When the sovereign saw this, he praised his wife before the vast crowds by the river, who then rushed to follow her example. Soon the water was aglow with the twinkling lights of thousands of krathongs and the air was filled with joy and laughter.
So happy was the king that he ordered this ceremony to take place each year in honour of his wise and beautiful wife. Down the years the ceremony ceased to be a royal occasion, and instead was passed on to the public. When the full moon of the twelfth lunar month (sometime from early to late November) appears on the 12 of November this year, Loy Krathong is celebrated for 3 day’s i.e. 11, 12 & 13 th November throughout Thailand, and indeed by Thais living in all parts of the world. The ceremony in Chiang Mai is known as Yi Peng, and apart from following all the traditions of Loi Krathong, includes the launching of tubular lanterns into the night sky. This, to my mind, is Thailand’s most beautiful festival, and one that tourists would benefit from planning their visit to coincide with.
The moon is already on the rise as we leave home and head for the banks of the Ping River in downtown Chiang Mai. Passing each village on the way we see hundreds of tubular lanterns floating skyward like so many illuminated hot air balloons. The lanterns glow yellow against the night sky, and rising gently reach amazing heights before being lost to view. I make a mental note to ask the next Thai Airways pilot I meet to describe a landing at Chiang Mai International during the night of Yi Peng, or Loy Krathong. We reach the banks of the Ping to find crowds of young women lighting tapers and sending their krathongs out into the slow moving current. The surface of the water is ablaze with thousands of tiny lights as an armada of krathongs heads downstream.
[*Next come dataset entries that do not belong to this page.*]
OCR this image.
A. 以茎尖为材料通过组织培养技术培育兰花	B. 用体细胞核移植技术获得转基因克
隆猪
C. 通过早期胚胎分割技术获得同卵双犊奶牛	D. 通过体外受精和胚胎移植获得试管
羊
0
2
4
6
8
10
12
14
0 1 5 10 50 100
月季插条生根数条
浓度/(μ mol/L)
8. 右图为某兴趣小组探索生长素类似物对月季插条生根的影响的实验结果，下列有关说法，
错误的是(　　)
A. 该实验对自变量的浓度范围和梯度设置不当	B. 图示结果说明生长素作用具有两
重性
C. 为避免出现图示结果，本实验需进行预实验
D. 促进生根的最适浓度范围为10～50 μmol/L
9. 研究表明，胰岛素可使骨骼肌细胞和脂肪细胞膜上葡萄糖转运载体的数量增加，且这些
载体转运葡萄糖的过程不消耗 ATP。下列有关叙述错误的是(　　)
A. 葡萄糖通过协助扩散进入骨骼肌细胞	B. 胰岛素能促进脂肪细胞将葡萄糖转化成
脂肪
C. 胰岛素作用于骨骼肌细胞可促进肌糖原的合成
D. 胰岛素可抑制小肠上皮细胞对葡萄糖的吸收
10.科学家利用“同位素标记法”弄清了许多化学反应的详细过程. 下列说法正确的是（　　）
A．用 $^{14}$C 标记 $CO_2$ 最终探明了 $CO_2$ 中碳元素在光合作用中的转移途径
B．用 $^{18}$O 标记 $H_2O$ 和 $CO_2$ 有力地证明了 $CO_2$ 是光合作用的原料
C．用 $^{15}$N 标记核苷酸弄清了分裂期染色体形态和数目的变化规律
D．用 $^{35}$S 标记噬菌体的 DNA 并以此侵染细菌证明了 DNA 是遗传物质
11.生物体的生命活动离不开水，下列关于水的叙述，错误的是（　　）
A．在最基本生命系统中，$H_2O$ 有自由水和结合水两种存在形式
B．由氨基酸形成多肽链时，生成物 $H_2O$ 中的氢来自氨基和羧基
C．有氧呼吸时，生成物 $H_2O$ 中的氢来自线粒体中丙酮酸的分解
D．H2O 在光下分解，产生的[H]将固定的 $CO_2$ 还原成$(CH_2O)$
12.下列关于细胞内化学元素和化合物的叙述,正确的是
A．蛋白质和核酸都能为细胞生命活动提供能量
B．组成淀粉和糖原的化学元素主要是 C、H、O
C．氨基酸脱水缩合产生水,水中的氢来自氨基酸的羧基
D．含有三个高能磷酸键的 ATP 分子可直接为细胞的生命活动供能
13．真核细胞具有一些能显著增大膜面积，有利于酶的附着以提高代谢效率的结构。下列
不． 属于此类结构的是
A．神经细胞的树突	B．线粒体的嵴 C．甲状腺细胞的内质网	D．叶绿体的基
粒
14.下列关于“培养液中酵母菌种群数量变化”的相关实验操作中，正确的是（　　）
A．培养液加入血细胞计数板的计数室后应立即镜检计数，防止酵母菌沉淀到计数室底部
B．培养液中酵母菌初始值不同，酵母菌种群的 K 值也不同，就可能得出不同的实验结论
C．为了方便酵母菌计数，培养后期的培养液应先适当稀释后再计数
A common belief that has gained popularity down the centuries is that by launching a krathong, each lady is ridding herself of any sins she has committed or bad luck she has suffered during the previous year, and the little craft is carrying her hopes and prayers for better fortune for the twelve months to come. Many place locks of hair, nail clippings and sometimes coins in their krathongs, along with the more usual joss sticks, fruit and flowers. And while the River Ping is where it all happens in Chiang Mai, any water course will serve the purpose. I have seen Thai ladies launch their krathongs into the waters of the Andaman Sea off the island of Phuket, into the South China Sea off the island of Lamma, into the many canals (klongs) of Bangkok, and even into duck ponds in Isaan.
Young ladies will wear their best dresses for this occasion in the tradition set by the beautiful Naang Noppamart.To celebrate the contribution to Thai culture by this multi-talented young lady, Naang Noppamart Beauty Contests are staged throughout the kingdom during Loy Krathong, and believe me, there is no shortage of beautiful ladies in Thailand.